First of all, why are we so worried that we won’t be able to replace the amazing Jerome Simpson?  His mutant-like athleticism aside, his productivity as a full-season starter in 2011 was not exactly the stuff of legend.

Simpson compiled a mere 50 catches for 725 yards and 4 touchdowns.  Trust me, Jerry Rice ain’t exactly shaking in his Nikes, and I don’t think the aspiring wide-outs on the team are either.  I think they’re pretty confident they can replace that kind of production over 16 games.

The truth is that aside from a few draw-dropping plays, Simpson was a liability in 2011.  After taking 3 full years to get to the point of being a regular contributor, Simpson was often out of position and underwhelming.  He was blanked by the Steelers twice, and had 2 catches or less in four other outings.  He failed to surpass 50 yards in receiving 13 of the 17 games the team played, including the wildcard loss to Houston.

Sure, I’ll remember him fondly for that highlight-reel somersault over the Cardinals, but I’ll also remember his obnoxious, “Hey look I got a first down” routine and his incessant jawing and scrapping with opponents on the field.  It was clear his head wasn’t entirely in the game on many occasions and he was too much of an aspiring Ocho for me.

Whether your money is on vets like Brandon Tate or Armon Binns, or the rookies in Mohamad Sanu or Marvin Jones, any of these four can likely exceed—let alone match—Simpson’s production.

And even if they don’t, how important will that ultimately be?  It may be by design, considering Jay Gruden is on the record as saying he’ll be installing more plays to take advantage of TE Jermaine Gresham’s talents.  Rookie TE Orson Charles has dazzled so far as a receiver, making some even envision a Patriot-like attack with two tight ends on the field a lot.

Don’t discount the return of Jordan Shipley either.  His play in the slot, (where he led all rookies in 2010) coupled with the potential slot work of Sanu and Andrew “Baby Hawk” Hawkins, gives the team another viable threat at receiver.  And all of this is on top of the fairly safe assumption that the running game will be better in 2012 thanks to upgrades at running back (BJGE) and both guard positions (Wharton > Livings, Zietler > McGlynn/Boling).

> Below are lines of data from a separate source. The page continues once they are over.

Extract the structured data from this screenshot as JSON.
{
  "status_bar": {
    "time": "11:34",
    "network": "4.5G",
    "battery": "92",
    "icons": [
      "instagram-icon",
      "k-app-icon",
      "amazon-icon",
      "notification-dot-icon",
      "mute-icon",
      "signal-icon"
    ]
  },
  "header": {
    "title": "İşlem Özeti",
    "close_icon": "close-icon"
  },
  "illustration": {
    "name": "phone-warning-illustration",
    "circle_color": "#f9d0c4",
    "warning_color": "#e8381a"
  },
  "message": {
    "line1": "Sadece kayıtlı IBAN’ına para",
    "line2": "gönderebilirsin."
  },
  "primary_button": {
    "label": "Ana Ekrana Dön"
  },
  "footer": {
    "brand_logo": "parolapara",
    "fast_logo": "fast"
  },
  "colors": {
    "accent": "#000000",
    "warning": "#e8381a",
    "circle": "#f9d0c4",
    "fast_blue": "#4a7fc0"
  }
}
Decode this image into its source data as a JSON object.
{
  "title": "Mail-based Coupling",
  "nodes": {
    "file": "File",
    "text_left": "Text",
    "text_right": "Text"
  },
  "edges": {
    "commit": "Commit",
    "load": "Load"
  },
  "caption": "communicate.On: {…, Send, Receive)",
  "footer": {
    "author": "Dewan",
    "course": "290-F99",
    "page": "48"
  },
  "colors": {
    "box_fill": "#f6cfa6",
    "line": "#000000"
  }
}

Personally, I’m pulling for Binns, but I’m confident the position will be covered adequately no matter who wins out.  No matter what they might like in experience, they seem to have a very dedicated, team-first attitude and the athleticism to play in the NFL.  And I didn’t even mention Ryan Whalen, Vidal Hazelton, and the crop of undrafted free agents.

Ultimately, none of these guys are really any more unproven than Simpson was coming into last year, or A.J. Green, for that matter.

And after all, if the entire crop of potential replacements simply fall flat on their faces, there’s still the chance to add a veteran if need be.  Braylon Edwards, Plaxico Burress, and a range of others are available now, and more will be as rosters get trimmed. 

But that’s just me.  I could be wrong.


  1. I don’t think the concern is whether or not the WR2 will be better than Simpson but rather who it will be. Besides his freakish acrobatic skills, there’s really not much to miss about the guy.

  2. It will be interesting to see if Shipley and Dalton can recover the chemistry they were starting to show before Shipley got injured, Seemed like they were on the same page even without a lot of reps.